In Fofana’s practice, the creation of indigo is inseparable from the socio-economic and political forces that have shaped Mali – the final result cannot be meaningfully divided from the process that generated it. When invited to show his work as part of the Documenta 14 exhibition in Athens in 2017, Fofana showed Ka touba Farafina yé (Africa Blessing), an artwork engaging with Africa’s diaspora, as well as the migration crises that has wrought terrible suffering on Africans leaving their countries in search of “greener pastures”. Fifty-four sheep, one for each African country, were dyed various shades of blue and left to wander a specially prepared area of the campus of the Agricultural University of Athens. In pictures, the sheep appear aloof and unmoved – Fofana says that they didn’t mind the dyeing, but objected to being shampooed. “They weren’t happy about the water,” he says.
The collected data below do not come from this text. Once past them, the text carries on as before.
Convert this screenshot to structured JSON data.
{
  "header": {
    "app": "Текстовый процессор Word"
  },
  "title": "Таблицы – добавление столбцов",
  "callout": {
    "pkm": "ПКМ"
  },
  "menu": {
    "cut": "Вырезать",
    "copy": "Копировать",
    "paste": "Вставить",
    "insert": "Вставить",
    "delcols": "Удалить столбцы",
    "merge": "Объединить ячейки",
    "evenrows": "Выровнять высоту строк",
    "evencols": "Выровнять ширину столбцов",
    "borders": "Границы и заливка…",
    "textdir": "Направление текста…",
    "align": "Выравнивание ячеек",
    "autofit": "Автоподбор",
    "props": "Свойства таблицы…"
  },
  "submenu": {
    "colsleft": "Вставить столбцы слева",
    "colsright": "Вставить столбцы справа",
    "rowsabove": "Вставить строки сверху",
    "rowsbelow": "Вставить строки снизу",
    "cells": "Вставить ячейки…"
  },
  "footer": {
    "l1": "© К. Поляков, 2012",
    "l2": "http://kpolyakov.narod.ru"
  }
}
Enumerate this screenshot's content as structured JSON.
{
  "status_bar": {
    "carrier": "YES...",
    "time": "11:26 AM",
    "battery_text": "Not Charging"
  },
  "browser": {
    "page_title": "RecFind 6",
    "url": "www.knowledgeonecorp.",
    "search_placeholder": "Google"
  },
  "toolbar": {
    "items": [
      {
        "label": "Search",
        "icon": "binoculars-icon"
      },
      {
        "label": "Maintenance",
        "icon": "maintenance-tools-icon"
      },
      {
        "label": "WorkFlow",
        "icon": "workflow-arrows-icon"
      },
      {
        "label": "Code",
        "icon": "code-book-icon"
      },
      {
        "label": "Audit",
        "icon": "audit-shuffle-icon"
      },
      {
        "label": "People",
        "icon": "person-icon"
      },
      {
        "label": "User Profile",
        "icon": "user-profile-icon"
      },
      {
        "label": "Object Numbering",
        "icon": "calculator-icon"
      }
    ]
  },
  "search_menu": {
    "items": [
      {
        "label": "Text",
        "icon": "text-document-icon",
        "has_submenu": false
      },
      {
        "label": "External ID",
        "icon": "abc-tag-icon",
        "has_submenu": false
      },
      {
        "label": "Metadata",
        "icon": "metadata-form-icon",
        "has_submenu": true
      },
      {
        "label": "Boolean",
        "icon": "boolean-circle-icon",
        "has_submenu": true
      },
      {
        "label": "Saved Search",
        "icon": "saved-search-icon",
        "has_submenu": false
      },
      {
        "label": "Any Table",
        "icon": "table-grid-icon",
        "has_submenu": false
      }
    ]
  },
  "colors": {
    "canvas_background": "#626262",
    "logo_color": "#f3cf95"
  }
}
While in Athens, however, his temporary studio was vandalised by a group of animalrights activists protesting against his use of live sheep and a group of students protested Fofana’s lectures. “I asked them to come in and ask their questions,” remembers Fofana. “When the first person said to me, ‘Did the sheep give you consent to dye them?’ I replied, ‘Did the sheep give you consent to speak on their behalf?’ Indigo is a celestial colour of protection, I don’t wear gloves when I put my hand in the vat because it is 100 per cent natural. It will never harm me. What I do with the micro-organisms in indigo is just as sensitive as what I do with sheep.”
And that captures something essential about Fofana’s practice, which at its root concerns networks and exploring the interconnections between processes and living beings. “My work is the process,” he explains. “I see the beauty in the effect time has on things. For example, I love rust. I am really crazy about rust; the colour, the texture. It’s all a matter of an object’s exposure to time. Why did I choose to work with natural indigo, the organic living plant, when I could have simply poured a synthetic powder and stirred? Many reasons, environmental reasons, personal reasons, but one of them is also because the notion of time is important. When I work with living vats, I have to care about how healthy they are. If there is no more life, there is no more colour. I care more about this life.” Rather than simple artworks, Fofana’s indigo pieces are more like journal entries, stitched and dyed with a multitude of signs and symbols. Through the process of making indigo, Fofana wants to immerse himself in the world. “When we were growing up we were taught: Nin bèè nin,” he says. “All life is equal.”